When we think of someone bringing justice we think of power and might, maybe even by force, like an Arnold Schwarzenegger or the Rock. But that’s not the figure that Isaiah paints here is it?. This servant will bring justice while not shouting, while not making his voice heard in public, while not breaking a weak branch or blowing out the weak flame of a candle. And yet, God says through Isaiah, that he will surely bring justice, and he will not be extinguished or broken until he does.
Now, this may very well be why the identity of this servant was left a mystery, because who could possibly fit this description? Who could bring justice in this way—so quietly, so unpretentiously, so peacefully? This is not where we thought the long and winding road was going to lead! But it’s no wonder that so many Jews saw Jesus and made the connection to passages like this.
God ends the description of this servant by saying that the coastlands await his teaching, not just him, but his teaching. And that’s when there’s a shift in God’s words here. God goes from speaking about this servant, to speaking directly to God’s people, saying, “I have called you for a good reason.” And before there’s time to get frightened by that prospect, God reassures by saying, I will hold your hand, and I will guard you.

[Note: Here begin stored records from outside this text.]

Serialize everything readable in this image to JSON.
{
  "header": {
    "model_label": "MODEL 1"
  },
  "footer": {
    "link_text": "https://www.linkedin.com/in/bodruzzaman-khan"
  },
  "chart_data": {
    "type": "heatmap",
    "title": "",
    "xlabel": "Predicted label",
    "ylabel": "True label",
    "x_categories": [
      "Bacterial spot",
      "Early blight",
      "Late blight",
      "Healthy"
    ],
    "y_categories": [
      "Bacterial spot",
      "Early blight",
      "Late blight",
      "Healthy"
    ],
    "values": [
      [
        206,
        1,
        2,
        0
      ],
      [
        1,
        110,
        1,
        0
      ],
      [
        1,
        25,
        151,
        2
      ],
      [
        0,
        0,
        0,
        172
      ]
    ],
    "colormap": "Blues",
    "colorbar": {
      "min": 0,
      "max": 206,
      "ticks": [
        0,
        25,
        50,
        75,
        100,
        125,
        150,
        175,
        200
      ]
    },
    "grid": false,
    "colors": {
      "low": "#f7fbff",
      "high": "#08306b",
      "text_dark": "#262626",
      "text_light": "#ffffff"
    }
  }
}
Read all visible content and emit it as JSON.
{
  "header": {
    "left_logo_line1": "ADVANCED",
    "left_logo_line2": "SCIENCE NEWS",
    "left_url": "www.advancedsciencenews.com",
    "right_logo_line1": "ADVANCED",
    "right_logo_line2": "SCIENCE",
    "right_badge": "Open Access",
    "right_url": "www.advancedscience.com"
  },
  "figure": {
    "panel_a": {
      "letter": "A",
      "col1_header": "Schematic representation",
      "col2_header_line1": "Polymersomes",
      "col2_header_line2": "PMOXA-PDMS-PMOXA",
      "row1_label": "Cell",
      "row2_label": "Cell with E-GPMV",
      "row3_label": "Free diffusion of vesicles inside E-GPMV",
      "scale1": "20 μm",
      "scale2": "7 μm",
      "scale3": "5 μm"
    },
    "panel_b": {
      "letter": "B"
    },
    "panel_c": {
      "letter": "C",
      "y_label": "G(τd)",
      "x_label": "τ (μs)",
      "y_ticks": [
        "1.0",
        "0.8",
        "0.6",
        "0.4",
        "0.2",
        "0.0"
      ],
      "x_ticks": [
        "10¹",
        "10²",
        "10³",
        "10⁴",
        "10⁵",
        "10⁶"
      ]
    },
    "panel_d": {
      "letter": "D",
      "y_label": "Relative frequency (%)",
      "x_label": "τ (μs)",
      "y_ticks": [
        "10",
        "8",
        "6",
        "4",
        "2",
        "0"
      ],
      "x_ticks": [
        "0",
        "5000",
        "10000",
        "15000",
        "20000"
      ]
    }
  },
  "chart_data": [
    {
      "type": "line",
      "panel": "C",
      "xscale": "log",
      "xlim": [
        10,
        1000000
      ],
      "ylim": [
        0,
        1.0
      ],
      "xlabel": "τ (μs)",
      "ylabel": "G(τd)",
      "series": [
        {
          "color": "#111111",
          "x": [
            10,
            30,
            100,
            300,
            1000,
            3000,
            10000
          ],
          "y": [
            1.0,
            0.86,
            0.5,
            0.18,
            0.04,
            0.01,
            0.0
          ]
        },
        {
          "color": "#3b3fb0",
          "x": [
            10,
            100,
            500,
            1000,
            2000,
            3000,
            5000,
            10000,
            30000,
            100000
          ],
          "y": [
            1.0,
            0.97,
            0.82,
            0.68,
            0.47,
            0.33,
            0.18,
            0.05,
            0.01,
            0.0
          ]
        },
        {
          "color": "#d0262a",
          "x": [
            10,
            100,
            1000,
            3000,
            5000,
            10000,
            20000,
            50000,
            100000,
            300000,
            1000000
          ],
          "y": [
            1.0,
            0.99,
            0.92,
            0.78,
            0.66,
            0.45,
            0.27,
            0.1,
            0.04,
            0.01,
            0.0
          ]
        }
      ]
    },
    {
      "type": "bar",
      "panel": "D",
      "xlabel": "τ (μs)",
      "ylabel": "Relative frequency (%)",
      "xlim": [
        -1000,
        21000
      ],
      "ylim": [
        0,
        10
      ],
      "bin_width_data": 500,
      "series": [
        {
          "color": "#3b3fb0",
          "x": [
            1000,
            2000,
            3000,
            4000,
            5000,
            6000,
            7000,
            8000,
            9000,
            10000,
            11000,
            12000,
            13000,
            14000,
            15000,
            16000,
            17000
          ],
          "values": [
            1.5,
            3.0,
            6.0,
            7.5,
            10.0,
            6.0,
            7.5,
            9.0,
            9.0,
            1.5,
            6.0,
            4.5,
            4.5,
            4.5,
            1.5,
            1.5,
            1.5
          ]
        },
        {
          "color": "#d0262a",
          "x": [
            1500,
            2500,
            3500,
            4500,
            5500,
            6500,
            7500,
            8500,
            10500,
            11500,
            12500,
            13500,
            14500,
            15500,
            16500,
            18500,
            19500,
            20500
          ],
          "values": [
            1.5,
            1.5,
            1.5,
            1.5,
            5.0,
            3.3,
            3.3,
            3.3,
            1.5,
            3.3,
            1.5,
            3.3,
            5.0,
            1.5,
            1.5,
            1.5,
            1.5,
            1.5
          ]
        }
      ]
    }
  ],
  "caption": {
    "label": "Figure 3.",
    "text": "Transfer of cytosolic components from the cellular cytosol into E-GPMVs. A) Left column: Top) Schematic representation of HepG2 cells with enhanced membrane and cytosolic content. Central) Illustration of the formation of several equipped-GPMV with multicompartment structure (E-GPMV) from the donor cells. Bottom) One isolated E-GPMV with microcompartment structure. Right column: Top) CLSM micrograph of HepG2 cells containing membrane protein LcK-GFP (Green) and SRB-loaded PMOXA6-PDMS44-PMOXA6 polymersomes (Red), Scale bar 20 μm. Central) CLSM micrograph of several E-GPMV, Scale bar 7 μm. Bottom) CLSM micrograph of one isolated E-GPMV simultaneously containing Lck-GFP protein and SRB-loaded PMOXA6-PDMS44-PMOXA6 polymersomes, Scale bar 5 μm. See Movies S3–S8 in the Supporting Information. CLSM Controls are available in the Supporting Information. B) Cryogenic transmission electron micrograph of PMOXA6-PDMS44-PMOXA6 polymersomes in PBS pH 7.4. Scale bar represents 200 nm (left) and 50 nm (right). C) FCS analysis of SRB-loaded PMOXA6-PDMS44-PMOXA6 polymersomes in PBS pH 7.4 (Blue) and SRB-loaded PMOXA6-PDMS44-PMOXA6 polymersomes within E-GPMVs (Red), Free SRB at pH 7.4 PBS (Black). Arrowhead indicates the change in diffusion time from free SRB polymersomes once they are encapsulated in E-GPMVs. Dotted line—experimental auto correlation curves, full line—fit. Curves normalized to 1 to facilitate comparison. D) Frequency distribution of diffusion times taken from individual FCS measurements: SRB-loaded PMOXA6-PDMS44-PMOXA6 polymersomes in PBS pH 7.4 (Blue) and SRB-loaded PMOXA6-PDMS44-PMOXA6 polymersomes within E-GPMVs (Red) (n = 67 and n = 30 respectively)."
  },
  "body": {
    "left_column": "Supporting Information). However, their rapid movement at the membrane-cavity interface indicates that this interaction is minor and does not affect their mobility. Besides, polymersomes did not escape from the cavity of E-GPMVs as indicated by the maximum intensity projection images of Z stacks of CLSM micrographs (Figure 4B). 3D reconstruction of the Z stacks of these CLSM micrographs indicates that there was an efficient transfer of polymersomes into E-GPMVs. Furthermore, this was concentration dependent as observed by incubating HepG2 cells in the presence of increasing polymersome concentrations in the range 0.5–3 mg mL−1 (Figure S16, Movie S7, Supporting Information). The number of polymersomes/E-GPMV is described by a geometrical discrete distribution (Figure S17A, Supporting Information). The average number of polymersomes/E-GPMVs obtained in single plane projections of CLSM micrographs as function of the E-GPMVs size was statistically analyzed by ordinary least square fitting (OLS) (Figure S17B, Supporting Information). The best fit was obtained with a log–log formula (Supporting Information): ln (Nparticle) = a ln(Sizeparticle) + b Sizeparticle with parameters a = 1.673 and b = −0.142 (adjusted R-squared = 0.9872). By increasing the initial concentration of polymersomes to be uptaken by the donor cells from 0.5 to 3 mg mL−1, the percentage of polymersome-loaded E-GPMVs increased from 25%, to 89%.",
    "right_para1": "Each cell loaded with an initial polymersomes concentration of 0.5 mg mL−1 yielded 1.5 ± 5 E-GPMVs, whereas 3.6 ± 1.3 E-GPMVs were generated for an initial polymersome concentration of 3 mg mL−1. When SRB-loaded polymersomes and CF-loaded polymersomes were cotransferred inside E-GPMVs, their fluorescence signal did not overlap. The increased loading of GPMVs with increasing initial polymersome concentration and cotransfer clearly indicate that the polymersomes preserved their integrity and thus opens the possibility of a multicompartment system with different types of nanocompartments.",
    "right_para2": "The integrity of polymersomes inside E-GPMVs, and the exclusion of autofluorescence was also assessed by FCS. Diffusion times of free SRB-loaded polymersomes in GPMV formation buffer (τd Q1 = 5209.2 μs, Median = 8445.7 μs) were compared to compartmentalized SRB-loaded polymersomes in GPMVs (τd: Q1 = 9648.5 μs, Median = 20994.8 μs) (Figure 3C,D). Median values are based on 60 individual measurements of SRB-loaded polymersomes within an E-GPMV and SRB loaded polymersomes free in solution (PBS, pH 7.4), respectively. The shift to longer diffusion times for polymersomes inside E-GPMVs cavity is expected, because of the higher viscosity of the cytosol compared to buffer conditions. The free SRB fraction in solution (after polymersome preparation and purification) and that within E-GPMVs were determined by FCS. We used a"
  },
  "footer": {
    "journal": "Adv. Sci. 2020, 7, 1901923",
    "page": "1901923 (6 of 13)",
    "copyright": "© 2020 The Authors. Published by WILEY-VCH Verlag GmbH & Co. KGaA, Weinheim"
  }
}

Having said that, God goes on to spell out what this calling is—to be sent as a promise to the people, as a light to the nations—so that blind eyes will be opened, prisoners will be set free, and those sitting in darkness will be liberated. All while holding our hand, down a long and winding road that just seems to have no end!
Before the weight of that responsibility crushes us, I am reminded of the words of Rabbi Tarfon, who was a Jewish sage during the same time that the Gospels were being written. He wrote, “The day is short, the work is heavy, the workers are lazy, the reward is great, and the Master is insistent. However, do not think that you alone can finish the work, but you aren’t free to desist from it either. Know that you are part of the living chain of people who have dreamed, worked for a better world, and carried on this mission, for four thousand years in an unbroken promise.” And that was 2000 years ago when he wrote that! Our Jewish siblings can certainly commiserate with us on this long and winding road.
Whenever this work of justice that we are called to in this text becomes daunting, we would do well to remember the description of a servant that God gives us. We are called by God, the one who created the heavens and the earth, and that should count for something. We are promised God’s very spirit in this work. Not to mention that God will hold our hand and guard us in this work. And let us also remember that this work sometimes entails big tasks like working for social justice, whether that means donating to your favorite cause or protesting in front of a politicians office. And sometimes it’s in seemingly small tasks, like being the best parent or spouse or friend that you can be.
The world is waiting for the servant’s teaching, for Christ’s teaching, and we have been tasked to deliver it. Thankfully, we are not called to do this work in a way that brings attention to ourselves, or alone, but rather we are called to do this work in our everyday lives: unpretentiously, peacefully—with Christ. Be patient dear friends, it is a long and winding road indeed, but it is a road with a promise, it is a road with God, as these ancient stories have assured us. Thanks be to God. Amen.